Posted Oct 25, 2012 1:56 UTC (Thu) by nix (subscriber, #2304) [Link] (2 responses)

dlang has it right, that's the problem I was trying to solve with this lazy umount kludge. And for many, many years, it worked!

I had no idea you could use remounting (plus, presumably, readonly remounting) on raw devices like that. That might work rather well in my case: all my devices are in one LVM VG, so I can just do a readonly remount on /dev/$vgname/*.

But in the general case, including PID and fs namespaces, that's really not going to work, indeed.

Ext4 data corruption trouble

Posted Oct 25, 2012 3:50 UTC (Thu) by ewen (subscriber, #4772) [Link] (1 responses)

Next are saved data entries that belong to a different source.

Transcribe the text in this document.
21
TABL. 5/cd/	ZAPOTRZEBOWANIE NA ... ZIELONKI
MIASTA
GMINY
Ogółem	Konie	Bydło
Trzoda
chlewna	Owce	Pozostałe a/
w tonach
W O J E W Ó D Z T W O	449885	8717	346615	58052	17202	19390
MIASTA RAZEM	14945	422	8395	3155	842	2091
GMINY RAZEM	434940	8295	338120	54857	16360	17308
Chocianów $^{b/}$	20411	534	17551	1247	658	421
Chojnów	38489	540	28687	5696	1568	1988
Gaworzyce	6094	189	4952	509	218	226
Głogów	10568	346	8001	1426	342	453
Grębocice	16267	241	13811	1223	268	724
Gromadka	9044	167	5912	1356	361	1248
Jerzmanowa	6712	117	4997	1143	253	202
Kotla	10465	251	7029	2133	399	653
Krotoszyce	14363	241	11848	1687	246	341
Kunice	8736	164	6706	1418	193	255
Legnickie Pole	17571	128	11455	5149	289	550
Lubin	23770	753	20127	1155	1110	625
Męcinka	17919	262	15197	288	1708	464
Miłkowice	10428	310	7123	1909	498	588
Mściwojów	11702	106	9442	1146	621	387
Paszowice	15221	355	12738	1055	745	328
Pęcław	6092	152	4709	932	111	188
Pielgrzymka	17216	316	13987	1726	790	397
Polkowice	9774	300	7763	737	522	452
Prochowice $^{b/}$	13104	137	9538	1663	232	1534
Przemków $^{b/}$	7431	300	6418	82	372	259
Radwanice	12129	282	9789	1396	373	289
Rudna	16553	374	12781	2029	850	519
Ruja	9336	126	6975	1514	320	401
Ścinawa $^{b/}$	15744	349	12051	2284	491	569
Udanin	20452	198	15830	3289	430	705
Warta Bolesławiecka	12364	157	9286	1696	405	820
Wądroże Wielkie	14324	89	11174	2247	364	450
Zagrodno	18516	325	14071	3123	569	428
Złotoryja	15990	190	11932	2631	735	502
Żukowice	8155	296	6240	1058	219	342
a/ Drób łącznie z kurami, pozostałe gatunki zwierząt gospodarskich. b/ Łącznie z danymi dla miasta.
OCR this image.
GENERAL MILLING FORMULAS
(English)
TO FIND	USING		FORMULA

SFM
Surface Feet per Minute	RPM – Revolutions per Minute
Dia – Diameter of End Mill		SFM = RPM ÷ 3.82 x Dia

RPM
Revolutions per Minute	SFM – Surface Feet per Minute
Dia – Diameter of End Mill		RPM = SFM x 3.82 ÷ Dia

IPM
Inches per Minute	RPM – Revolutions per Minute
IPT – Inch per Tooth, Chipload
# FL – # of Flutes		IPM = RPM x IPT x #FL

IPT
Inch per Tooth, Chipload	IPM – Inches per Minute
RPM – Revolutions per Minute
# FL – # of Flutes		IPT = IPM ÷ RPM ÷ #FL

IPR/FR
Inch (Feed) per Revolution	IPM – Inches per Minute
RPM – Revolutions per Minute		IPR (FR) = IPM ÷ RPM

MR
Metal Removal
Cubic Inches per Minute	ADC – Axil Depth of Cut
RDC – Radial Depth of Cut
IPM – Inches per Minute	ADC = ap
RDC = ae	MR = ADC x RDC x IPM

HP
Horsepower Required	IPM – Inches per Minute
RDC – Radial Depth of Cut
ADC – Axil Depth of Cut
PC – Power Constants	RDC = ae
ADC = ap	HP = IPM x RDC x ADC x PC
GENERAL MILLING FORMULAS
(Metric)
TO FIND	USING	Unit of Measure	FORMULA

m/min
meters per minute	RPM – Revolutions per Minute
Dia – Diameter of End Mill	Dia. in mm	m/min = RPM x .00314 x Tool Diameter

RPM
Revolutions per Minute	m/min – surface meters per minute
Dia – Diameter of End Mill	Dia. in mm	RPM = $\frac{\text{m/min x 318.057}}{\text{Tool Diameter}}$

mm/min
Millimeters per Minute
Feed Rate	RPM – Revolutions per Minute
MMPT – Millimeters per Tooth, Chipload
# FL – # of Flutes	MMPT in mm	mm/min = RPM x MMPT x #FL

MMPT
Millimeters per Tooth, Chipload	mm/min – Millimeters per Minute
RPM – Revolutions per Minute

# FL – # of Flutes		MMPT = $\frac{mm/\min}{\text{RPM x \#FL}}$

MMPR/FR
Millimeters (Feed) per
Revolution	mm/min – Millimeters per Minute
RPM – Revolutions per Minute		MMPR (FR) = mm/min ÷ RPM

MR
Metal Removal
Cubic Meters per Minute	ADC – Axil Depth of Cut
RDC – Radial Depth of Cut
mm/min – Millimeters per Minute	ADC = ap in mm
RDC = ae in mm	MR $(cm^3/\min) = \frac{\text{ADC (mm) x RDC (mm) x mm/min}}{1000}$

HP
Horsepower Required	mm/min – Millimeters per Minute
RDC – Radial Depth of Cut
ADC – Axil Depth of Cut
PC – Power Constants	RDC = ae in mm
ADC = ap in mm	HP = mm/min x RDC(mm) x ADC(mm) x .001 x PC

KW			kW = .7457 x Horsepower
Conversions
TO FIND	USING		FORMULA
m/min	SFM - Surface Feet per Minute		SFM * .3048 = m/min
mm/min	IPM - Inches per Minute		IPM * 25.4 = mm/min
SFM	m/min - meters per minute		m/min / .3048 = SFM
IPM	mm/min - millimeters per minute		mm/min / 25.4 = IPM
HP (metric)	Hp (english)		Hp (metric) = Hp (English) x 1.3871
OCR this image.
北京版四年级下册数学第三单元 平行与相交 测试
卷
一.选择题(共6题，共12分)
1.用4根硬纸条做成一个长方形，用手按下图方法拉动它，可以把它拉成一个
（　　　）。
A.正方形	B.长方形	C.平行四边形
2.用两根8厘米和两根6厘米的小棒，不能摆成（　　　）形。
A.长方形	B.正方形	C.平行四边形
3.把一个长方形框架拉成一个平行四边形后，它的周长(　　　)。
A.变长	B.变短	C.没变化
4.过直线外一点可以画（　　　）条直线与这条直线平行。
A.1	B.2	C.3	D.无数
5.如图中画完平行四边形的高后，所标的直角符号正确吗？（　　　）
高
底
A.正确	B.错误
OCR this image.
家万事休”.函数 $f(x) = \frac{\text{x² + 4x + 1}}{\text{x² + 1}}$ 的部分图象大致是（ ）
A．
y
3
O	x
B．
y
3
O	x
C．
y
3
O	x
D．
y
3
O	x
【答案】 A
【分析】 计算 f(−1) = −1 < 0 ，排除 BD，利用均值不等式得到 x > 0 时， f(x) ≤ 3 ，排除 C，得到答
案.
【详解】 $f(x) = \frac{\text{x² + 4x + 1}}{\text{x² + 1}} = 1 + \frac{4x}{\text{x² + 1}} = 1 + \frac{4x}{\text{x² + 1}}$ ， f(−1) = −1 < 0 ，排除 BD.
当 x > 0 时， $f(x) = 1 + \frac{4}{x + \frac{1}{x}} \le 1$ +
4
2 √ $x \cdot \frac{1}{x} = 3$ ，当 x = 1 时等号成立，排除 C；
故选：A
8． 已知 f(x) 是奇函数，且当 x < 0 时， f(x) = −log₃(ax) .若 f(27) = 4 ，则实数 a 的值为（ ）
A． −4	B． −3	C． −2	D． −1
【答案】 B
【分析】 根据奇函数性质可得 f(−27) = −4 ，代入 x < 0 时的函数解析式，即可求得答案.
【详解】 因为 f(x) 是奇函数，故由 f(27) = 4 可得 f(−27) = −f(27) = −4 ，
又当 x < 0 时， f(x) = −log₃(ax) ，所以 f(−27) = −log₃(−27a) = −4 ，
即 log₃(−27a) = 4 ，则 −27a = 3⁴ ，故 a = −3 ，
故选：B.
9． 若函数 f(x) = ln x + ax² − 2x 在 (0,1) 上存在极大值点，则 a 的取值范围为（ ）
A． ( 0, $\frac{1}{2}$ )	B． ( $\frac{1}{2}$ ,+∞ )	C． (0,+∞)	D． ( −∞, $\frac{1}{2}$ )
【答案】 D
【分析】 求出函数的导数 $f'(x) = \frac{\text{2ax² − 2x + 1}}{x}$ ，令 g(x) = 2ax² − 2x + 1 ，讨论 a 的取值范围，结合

Yes, I did intend to say "mount -o remount,ro /dev/sdb". For years it's been my usual "try to minimise the harm" approach, when dealing with a stuck server due to some mounts not responding. I'm not sure what happens with a modern server where the same volume is mounted in more than one location (hopefully all the mounts end up read-only). But it definitely works with /dev/mapper/$vgname-$lvname for instance if it's only mounted once.

Ewen

Ext4 data corruption trouble

Posted Oct 25, 2012 11:16 UTC (Thu) by nix (subscriber, #2304) [Link]

Bind mounts will be fine with this: they all share the same read-only state unless explicitly otherwise requested.